The headlines are no doubt doing a good job at generating clicks and page views, but they come at a rough time from the ASX, which has now been falling heavily for three and a half months.
The OECD’s researchers went further in suggesting that “some evidence suggests that Australia’s house prices have not been hugely overvalued” (5 – 15% at the 2017 peak according to the IMF) and that “A direct hit to the financial sector from a wave of mortgage defaults is unlikely”.
The OECD applauded the efforts of Australian regulatory authorities and lenders themselves, stating that the “banks have become better capitalised and their liquidity position has improved”.

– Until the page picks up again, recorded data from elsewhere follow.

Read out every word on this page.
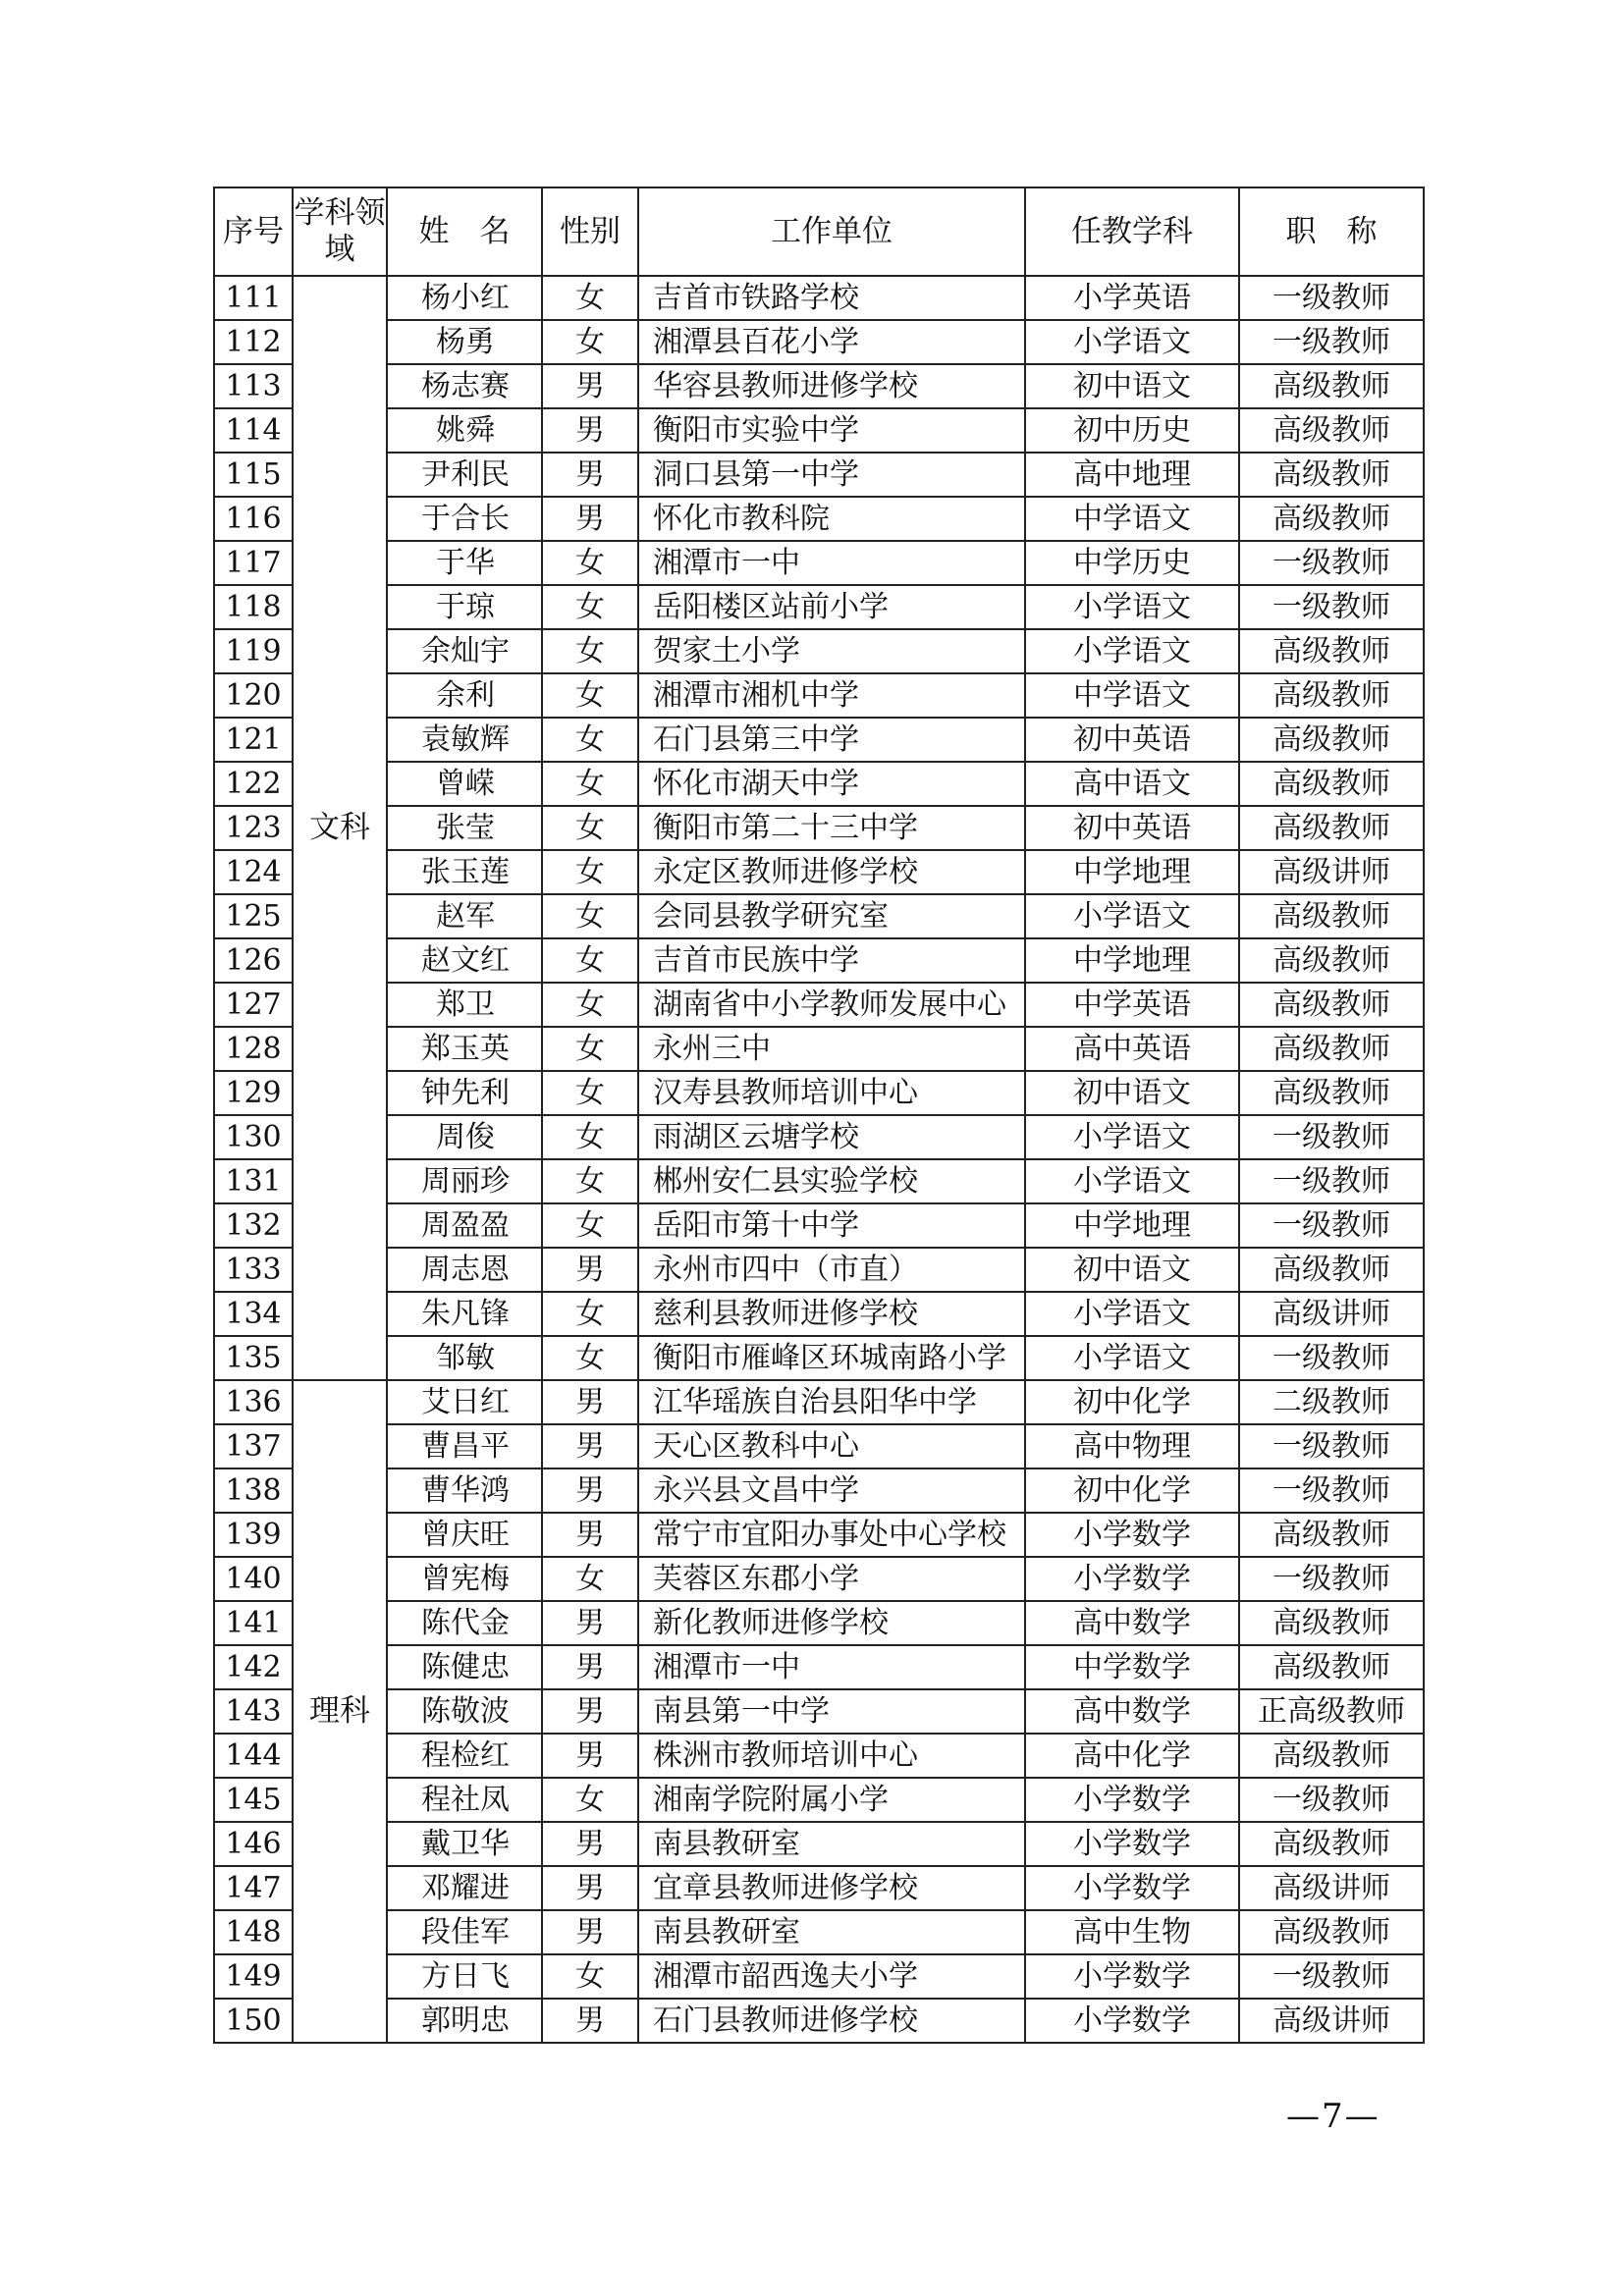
序号	学科领域	姓　名	性别	工作单位	任教学科	职　称
111	文科	杨小红	女	吉首市铁路学校	小学英语	一级教师
112		杨勇	女	湘潭县百花小学	小学语文	一级教师
113		杨志赛	男	华容县教师进修学校	初中语文	高级教师
114		姚舜	男	衡阳市实验中学	初中历史	高级教师
115		尹利民	男	洞口县第一中学	高中地理	高级教师
116		于合长	男	怀化市教科院	中学语文	高级教师
117		于华	女	湘潭市一中	中学历史	一级教师
118		于琼	女	岳阳楼区站前小学	小学语文	一级教师
119		余灿宇	女	贺家土小学	小学语文	高级教师
120		余利	女	湘潭市湘机中学	中学语文	高级教师
121		袁敏辉	女	石门县第三中学	初中英语	高级教师
122		曾嵘	女	怀化市湖天中学	高中语文	高级教师
123		张莹	女	衡阳市第二十三中学	初中英语	高级教师
124		张玉莲	女	永定区教师进修学校	中学地理	高级讲师
125		赵军	女	会同县教学研究室	小学语文	高级教师
126		赵文红	女	吉首市民族中学	中学地理	高级教师
127		郑卫	女	湖南省中小学教师发展中心	中学英语	高级教师
128		郑玉英	女	永州三中	高中英语	高级教师
129		钟先利	女	汉寿县教师培训中心	初中语文	高级教师
130		周俊	女	雨湖区云塘学校	小学语文	一级教师
131		周丽珍	女	郴州安仁县实验学校	小学语文	一级教师
132		周盈盈	女	岳阳市第十中学	中学地理	一级教师
133		周志恩	男	永州市四中（市直）	初中语文	高级教师
134		朱凡锋	女	慈利县教师进修学校	小学语文	高级讲师
135		邹敏	女	衡阳市雁峰区环城南路小学	小学语文	一级教师
136	理科	艾日红	男	江华瑶族自治县阳华中学	初中化学	二级教师
137		曹昌平	男	天心区教科中心	高中物理	一级教师
138		曹华鸿	男	永兴县文昌中学	初中化学	一级教师
139		曾庆旺	男	常宁市宜阳办事处中心学校	小学数学	高级教师
140		曾宪梅	女	芙蓉区东郡小学	小学数学	一级教师
141		陈代金	男	新化教师进修学校	高中数学	高级教师
142		陈健忠	男	湘潭市一中	中学数学	高级教师
143		陈敬波	男	南县第一中学	高中数学	正高级教师
144		程检红	男	株洲市教师培训中心	高中化学	高级教师
145		程社凤	女	湘南学院附属小学	小学数学	一级教师
146		戴卫华	男	南县教研室	小学数学	高级教师
147		邓耀进	男	宜章县教师进修学校	小学数学	高级讲师
148		段佳军	男	南县教研室	高中生物	高级教师
149		方日飞	女	湘潭市韶西逸夫小学	小学数学	一级教师
150		郭明忠	男	石门县教师进修学校	小学数学	高级讲师
—7—
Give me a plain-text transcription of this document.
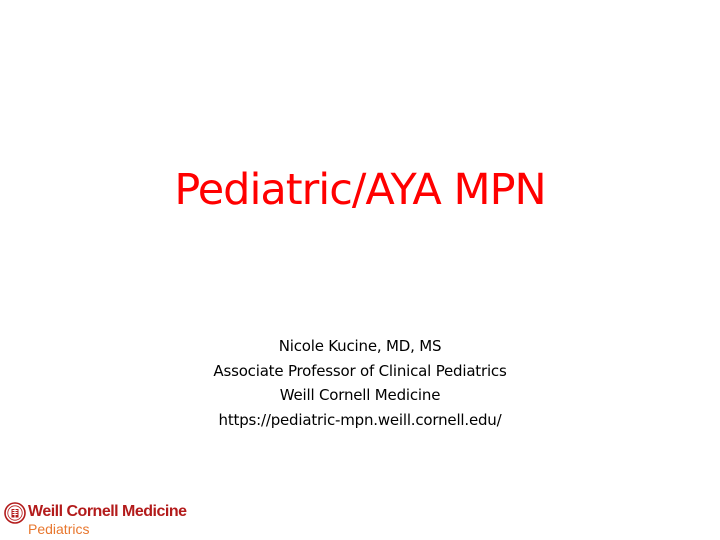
Pediatric/AYA MPN
Nicole Kucine, MD, MS
Associate Professor of Clinical Pediatrics
Weill Cornell Medicine
https://pediatric-mpn.weill.cornell.edu/
Weill Cornell Medicine
Pediatrics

The report, which was released over the weekend, preceded today’s housing finance numbers, which sowed in seasonally adjusted terms, the total value of dwelling finance commitments excluding alterations and additions rose 2.6%. This is good news for the banks and the wider housing market, and perhaps points more to a softer landing scenario for house prices.
The OECD wasn’t entirely positive however, and warned that “Australia faces economic challenges that, if not handled well, could see an end to its strong track record.”
Regardless, things may not be as bad as they seem in the Australian economy, with RBA Assistant Governor Kent stating at the weekend “We have said that it’s likely the next move is up. That doesn’t mean that if it’s needed that the next move might not be down but that’s not in our forecasts. I would emphasise a gradual fall in unemployment and a gradual rise in consumption.”